Tuesday, January 20, 2009

Home ice no haven for Leafs


Who will be the next Leaf to score at the Air Canada Centre?

Nik Antropov? Niklas Hagman? John Tavares?

The way the Maple Leafs are serving up doughnuts at home, and plummeting in the standings, Toronto might be misfiring just enough to eventually draft the league's next potential offensive star.

All it will take is a few more games like last night, when Toronto was shut out 2-0 by the Carolina Hurricanes, making a winner out of former Leafs coach Paul Maurice in his homecoming.

It was the second consecutive game the Leafs have been blanked on home ice. Nashville won by that same 2-0 score a week ago and the Leafs have now pushed their scoreless drought to more than 127 minutes at home.

"If you don't score, you don't win," Antropov said succinctly.

Antropov knows of what he speaks. His own goalless streak has reached 14 games but he's not alone. Lee Stempniak has one goal in the last nine games. Matt Stajan and Alexei Ponikarovsky have gone five and four games, respectively, without finding the mesh.

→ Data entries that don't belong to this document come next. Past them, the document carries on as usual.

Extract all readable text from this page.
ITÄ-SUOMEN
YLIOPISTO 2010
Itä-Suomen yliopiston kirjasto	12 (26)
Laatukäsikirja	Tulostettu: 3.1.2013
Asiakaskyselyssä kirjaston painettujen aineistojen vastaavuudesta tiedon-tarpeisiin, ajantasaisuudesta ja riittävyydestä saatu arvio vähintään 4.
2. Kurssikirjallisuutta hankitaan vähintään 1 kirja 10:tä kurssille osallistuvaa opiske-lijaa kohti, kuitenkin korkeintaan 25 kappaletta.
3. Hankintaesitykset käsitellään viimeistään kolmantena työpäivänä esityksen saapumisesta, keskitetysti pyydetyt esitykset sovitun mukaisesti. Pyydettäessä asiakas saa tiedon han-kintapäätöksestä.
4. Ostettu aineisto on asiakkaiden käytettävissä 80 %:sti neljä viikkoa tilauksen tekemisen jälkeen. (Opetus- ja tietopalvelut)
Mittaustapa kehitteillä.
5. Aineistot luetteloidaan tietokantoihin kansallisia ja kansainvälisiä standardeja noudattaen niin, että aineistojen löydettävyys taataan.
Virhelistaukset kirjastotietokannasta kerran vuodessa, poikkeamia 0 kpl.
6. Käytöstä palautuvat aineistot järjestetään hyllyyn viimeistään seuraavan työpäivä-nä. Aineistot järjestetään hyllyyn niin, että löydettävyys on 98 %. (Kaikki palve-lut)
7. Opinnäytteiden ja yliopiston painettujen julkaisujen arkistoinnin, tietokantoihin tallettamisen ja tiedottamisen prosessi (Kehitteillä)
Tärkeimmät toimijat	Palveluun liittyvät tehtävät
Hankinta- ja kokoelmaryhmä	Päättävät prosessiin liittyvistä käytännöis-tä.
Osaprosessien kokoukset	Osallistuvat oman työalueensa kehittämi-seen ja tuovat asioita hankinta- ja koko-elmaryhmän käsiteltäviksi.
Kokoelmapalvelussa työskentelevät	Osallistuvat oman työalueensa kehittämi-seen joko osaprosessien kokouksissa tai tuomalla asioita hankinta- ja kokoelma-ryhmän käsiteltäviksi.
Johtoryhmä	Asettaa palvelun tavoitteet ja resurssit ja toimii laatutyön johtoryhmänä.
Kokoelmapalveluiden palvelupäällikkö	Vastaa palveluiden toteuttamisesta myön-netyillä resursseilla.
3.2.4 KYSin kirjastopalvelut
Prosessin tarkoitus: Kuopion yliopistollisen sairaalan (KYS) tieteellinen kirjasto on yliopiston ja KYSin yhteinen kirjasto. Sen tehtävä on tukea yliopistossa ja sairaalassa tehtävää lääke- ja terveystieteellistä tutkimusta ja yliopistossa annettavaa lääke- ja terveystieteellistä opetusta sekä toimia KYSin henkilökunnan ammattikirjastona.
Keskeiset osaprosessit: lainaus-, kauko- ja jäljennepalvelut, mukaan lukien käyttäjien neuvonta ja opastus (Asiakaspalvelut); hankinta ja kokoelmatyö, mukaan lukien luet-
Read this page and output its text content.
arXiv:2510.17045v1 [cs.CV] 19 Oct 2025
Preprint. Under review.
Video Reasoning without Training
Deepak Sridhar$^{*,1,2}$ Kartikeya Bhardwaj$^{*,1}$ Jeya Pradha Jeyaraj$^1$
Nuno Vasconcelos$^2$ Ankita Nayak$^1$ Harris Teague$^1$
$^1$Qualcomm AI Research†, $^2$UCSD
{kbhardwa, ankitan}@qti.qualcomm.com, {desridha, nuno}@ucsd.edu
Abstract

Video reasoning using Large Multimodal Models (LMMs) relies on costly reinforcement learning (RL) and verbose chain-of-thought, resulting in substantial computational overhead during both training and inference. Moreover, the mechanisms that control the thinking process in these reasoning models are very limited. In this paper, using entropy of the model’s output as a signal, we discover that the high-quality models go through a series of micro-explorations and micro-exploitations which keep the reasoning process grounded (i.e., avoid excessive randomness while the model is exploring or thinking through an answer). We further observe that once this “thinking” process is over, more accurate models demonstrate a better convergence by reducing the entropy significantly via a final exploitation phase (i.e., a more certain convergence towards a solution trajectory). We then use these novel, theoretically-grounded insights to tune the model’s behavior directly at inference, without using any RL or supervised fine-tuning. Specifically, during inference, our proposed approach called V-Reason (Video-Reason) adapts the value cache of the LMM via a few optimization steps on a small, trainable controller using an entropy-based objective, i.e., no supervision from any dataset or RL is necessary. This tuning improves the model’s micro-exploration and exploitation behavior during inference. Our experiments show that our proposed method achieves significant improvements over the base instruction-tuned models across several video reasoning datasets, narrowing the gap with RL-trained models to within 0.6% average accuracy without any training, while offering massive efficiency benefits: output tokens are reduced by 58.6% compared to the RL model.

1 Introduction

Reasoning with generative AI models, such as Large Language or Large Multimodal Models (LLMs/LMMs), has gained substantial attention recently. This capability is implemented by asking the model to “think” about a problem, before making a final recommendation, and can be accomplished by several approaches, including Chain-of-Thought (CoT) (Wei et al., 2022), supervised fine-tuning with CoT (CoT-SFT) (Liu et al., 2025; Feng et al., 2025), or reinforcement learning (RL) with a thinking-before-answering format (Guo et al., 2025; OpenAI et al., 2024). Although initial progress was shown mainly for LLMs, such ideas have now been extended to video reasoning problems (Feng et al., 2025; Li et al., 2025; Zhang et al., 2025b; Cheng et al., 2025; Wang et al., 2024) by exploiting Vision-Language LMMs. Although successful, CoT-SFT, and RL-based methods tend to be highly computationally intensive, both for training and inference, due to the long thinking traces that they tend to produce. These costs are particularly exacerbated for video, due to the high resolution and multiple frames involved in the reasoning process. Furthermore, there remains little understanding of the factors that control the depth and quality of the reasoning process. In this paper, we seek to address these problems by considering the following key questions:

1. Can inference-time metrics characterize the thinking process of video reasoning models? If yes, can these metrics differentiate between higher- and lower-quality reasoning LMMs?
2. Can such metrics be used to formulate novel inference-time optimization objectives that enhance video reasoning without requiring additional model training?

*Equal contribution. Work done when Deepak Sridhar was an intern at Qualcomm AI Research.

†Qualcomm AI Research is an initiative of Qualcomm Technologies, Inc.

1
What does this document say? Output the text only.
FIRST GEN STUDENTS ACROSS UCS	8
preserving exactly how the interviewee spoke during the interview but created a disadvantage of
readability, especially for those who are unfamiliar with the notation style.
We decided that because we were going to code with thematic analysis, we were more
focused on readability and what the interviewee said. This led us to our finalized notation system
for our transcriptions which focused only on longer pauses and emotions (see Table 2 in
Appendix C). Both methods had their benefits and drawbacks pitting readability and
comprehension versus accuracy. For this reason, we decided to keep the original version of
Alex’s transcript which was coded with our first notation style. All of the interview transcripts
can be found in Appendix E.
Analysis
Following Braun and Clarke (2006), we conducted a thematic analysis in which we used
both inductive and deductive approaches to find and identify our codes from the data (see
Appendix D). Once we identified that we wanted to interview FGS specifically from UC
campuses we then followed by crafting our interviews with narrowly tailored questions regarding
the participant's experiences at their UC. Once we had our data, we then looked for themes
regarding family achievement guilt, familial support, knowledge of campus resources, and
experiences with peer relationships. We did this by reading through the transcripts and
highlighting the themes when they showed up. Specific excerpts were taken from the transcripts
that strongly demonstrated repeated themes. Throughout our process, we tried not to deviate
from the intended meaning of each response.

"Any time you don't score for three or four games, you feel rattled. That's what I'm feeling right now. It's been more than 10 games," said Antropov, who played only three minutes in the third period, squeezed out as coach Ron Wilson looked for line combinations that might get the offence going.

While the Leafs have often been the authors of their own misfortune in losing 10 of their last 13 games, they had a co-conspirator last night in Carolina goaltender Cam Ward. He was terrific, making 35 saves for his second shutout of the season. He made a handful of exceptional stops, robbing Hagman and Ponikarovsky in particular.

"We tried different things, wraparounds, rebounds, they weren't going in the net," said Ponikarovsky. "I thought on some of them, he got lucky. That's good for him."

Wilson said his team seemed intent on trying to make low-percentage, spectacular plays such as long-bomb passes, something he equated to a golfer trying to sink 60-foot putts "that Tiger Woods can't make."

"It looks pretty but it's totally ineffective. Good teams make five or six passes to come up the ice, not two," he said. "If you've made one long pass, unless you put the guy in on a breakaway, all you've done is maybe isolate one guy on one of their defencemen. Then he has to wait for the cavalry to show up, and by then it's too late."

While scoring is a problem, a couple of brain cramps late in the second period cost Toronto going the other way.

Tomas Kaberle thoughtlessly launched a puck into the stands, taking a delay of game penalty that set up Carolina's first goal, a power-play marker by Joe Corvo. Then, in the dying seconds of that middle frame, Ponikarovsky turned the puck over at his own blue line. Matt Cullen grabbed that gift, fired a pass to Chad LaRose at the edge of the crease and he potted a morale-crusher, making it 2-0 with five seconds remaining.

Wilson called them "inexcusable" mistakes.

The Canes came into town riding a five-game losing skid but they made a winner out of Maurice on his return to Toronto. He was fired by the Leafs at the end of last season.

Early in the game, a tribute to the former coach was played on the replay screen but drew only a tepid response from the fans.

"I've got to be honest with you, it was one of the rare times I did notice something on the Jumbotron and I did appreciate it, even if it was just my wife and kids (clapping). I appreciated it. Very nice, very classy," said Maurice.